In the paper Periodische Minimalflächen, published by the Mathematische Zeitschrift in 1934, Berthold Steßmann discusses the minimal surfaces that solve the Plateau problem for those spatial quadrilaterals for which rotations about the edges generate a discrete group.

Arthur Moritz Schoenflies had classified these quadrilaterals, there are precisely six of them, up to similarity. For the three most symmetric cases, Hermann Amandus Schwarz had found the solutions to the Plateau problem in terms of elliptic integrals, and Steßmann treats the remaining cases. One of them is shown above. It is easier to describe the contour for three copies: Take a cubical box. Then the contour above consists of two (non-parallel) diagonals of top and bottom face, to vertical edges of the box, and two horizontal edges that lie diametrically across.

Extending the surface further produces the appealing triply periodic surface above. Below is a top view. This would make a nice design for a jungle gym.
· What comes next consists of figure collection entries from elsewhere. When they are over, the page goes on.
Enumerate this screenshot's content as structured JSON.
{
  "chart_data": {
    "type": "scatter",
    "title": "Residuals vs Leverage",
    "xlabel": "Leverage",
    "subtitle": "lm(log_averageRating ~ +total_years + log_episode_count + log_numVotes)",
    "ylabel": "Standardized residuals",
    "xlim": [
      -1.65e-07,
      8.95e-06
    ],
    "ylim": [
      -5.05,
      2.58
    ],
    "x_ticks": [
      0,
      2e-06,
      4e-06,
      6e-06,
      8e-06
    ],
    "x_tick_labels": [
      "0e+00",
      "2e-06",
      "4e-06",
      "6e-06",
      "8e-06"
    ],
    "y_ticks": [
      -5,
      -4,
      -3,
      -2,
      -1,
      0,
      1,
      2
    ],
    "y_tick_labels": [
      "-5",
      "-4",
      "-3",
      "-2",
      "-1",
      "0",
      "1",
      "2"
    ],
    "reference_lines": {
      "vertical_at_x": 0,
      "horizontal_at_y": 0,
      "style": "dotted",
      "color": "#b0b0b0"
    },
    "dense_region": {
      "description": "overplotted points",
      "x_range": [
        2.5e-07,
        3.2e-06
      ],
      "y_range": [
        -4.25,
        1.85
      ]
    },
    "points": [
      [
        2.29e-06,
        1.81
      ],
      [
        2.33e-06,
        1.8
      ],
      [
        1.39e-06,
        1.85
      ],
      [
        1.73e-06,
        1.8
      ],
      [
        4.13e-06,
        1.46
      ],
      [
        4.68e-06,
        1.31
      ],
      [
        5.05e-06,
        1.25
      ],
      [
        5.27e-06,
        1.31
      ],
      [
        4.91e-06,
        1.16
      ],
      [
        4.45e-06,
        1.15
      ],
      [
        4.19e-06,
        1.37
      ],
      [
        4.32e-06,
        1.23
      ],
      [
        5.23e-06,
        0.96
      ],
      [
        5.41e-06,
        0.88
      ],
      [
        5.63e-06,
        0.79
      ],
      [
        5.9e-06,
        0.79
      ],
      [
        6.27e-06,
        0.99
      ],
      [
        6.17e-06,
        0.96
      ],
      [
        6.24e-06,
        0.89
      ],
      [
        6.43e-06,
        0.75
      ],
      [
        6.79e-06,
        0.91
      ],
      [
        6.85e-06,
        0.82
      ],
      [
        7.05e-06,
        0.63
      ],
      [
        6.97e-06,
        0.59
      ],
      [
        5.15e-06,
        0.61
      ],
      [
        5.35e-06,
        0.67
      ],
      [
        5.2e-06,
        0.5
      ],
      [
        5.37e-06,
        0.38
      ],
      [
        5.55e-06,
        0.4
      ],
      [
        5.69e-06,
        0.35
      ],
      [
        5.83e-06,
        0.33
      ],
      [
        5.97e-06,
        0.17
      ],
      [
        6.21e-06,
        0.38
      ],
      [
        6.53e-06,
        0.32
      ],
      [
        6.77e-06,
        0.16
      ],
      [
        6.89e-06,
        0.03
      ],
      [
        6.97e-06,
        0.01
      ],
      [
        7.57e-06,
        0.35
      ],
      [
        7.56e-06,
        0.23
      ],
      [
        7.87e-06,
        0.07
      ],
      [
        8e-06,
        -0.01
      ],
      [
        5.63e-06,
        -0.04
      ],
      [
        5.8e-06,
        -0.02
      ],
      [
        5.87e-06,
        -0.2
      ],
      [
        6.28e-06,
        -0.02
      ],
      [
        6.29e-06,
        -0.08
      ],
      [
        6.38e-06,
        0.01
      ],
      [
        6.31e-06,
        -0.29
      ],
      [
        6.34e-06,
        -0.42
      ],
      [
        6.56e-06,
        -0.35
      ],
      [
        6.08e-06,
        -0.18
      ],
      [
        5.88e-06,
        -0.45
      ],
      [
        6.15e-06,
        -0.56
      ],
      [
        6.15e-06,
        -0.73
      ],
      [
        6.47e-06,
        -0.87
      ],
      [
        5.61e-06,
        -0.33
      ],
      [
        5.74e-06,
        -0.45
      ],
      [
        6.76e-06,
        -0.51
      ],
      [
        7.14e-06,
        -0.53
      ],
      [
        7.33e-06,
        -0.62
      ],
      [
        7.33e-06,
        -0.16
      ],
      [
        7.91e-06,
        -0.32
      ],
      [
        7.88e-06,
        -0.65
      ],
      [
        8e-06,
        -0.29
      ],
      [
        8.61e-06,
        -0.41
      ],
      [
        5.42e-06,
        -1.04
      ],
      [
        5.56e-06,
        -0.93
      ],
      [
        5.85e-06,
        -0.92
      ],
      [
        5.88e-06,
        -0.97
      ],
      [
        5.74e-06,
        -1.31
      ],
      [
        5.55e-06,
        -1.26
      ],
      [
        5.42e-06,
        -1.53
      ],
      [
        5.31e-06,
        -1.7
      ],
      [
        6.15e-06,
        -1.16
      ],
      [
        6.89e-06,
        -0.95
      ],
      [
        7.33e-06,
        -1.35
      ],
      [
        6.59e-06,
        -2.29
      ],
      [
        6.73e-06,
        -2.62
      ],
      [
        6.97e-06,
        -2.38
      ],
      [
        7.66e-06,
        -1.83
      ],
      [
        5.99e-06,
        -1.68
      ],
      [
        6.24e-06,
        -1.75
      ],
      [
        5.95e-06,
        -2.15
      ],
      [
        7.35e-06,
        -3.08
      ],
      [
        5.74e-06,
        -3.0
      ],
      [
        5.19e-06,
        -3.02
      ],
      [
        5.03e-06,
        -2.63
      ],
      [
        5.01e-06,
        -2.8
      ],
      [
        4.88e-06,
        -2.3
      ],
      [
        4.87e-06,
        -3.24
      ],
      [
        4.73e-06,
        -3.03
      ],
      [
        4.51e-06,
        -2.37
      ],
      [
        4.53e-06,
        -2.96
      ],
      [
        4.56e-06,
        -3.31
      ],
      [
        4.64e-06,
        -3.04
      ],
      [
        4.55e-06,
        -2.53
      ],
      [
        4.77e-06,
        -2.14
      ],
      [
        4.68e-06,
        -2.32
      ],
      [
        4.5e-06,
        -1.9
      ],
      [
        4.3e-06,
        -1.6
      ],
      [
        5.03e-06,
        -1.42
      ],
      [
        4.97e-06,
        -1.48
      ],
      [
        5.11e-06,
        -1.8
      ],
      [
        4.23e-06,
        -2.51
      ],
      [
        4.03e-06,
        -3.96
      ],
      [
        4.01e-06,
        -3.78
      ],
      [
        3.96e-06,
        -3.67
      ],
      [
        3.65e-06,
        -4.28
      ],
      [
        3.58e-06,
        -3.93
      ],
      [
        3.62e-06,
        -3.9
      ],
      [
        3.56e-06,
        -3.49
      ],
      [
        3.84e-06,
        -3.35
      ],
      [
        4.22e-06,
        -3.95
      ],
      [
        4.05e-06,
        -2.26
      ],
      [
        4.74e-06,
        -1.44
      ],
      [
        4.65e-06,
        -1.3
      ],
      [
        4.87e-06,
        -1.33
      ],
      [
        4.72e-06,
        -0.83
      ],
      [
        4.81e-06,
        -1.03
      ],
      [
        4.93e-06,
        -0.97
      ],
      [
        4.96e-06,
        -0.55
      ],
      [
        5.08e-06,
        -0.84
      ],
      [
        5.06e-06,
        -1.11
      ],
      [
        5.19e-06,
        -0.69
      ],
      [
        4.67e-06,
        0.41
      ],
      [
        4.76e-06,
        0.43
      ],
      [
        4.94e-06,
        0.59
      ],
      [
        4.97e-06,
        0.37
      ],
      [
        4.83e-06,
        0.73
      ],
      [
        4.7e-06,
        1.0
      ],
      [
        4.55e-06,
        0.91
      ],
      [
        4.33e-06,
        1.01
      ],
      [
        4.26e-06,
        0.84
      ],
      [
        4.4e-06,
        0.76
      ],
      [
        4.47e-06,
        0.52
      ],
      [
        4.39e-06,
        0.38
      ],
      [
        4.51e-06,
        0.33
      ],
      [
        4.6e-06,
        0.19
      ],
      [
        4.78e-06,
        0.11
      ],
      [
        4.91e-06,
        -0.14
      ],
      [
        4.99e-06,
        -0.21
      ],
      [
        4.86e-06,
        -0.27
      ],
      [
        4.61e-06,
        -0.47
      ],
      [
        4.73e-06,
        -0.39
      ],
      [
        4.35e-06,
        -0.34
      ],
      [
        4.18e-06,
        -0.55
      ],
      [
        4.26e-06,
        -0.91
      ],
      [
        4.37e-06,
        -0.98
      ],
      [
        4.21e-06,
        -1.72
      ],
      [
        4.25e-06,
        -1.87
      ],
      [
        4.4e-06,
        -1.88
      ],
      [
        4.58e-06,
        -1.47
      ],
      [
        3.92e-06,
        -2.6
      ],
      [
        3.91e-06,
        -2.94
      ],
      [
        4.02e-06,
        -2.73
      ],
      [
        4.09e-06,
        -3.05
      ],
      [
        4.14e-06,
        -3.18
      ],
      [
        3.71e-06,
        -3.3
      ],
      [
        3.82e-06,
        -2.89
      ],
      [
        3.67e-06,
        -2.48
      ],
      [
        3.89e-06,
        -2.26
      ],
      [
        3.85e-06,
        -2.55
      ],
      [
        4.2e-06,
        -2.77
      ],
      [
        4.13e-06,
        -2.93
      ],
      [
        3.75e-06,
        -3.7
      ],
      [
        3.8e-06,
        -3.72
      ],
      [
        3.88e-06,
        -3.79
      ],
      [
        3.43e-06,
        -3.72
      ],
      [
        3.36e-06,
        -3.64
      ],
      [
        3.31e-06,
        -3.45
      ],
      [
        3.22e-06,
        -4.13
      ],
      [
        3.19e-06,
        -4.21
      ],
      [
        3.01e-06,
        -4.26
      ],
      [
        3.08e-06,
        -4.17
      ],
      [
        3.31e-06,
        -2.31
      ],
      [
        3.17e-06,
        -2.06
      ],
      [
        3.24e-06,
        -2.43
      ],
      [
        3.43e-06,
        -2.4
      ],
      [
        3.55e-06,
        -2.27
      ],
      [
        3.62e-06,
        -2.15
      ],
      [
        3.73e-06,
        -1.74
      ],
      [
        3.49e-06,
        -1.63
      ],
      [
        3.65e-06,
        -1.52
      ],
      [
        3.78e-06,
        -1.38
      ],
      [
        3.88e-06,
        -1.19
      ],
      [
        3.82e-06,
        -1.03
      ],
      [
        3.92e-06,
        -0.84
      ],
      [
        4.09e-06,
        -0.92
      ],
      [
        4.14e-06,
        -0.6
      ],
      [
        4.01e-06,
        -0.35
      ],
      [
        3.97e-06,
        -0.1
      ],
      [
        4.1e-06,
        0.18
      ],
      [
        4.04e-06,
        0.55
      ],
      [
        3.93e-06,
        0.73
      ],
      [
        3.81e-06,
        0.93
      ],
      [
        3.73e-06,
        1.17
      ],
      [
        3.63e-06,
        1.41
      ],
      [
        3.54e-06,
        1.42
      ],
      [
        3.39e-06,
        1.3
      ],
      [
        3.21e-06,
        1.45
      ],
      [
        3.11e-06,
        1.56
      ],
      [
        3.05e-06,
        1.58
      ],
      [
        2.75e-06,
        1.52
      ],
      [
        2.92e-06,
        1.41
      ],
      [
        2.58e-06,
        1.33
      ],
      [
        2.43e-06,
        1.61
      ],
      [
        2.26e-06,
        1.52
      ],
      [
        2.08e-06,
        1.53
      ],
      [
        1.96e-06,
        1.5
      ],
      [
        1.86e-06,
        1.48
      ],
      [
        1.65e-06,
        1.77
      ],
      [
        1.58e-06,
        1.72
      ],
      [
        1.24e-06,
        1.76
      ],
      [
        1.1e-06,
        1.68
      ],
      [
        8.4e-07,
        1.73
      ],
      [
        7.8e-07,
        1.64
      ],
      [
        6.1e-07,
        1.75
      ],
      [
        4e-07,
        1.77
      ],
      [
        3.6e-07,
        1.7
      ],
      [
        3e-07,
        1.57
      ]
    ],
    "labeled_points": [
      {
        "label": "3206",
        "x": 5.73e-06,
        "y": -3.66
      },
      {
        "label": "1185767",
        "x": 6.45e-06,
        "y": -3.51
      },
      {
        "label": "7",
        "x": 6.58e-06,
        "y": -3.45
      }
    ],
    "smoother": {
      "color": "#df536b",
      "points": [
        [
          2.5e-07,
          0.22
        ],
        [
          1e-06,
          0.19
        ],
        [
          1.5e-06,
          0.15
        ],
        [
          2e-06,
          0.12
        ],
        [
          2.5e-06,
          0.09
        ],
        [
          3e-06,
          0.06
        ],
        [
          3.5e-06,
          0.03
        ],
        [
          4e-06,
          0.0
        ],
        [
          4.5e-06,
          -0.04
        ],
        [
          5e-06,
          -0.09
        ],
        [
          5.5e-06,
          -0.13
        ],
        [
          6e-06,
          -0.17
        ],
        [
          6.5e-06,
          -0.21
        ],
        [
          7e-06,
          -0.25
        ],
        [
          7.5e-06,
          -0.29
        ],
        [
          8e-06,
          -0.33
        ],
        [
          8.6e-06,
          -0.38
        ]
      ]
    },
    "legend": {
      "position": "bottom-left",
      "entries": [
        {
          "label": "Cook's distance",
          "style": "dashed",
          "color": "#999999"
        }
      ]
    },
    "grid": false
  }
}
Unfortunately, this surface will not stay embedded; you see this at the corners where three pairwise orthogonal edges meet.

However, the conjugate surface is embedded, and concludes the story from a few weeks back. The surface introduced there is the I-WP surface of Alan Schoen, and he mentions in the appendix of his NASA report on triply periodic minimal surfaces, that the conjugate of his I-WP surface had been discussed by Steßmann. Below is a more traditional view of the I-WP surface.

Its name (explains Schoen), stands for Wrapped Package, because a translational fundamental piece of its skeletal graph looks like four sticks wrapped together into a package:

The internet knows little about Berthold Steßmann. There is a short biographical note by the German Mathematical Society, telling that he was born on August 4, 1906 in Hüllenberg, Germany, studied in Göttingen and Frankfurt to become a high school teacher, which he completed in 1933. Then, a year later, he received his PhD about periodic minimal surfaces, with Carl Ludwig Siegel as advisor. The same year, the Mathematische Zeitschrift published a paper of Steßmann, covering the same topic. The note also mentions that Steßmann was Jewish. This leaves little hope.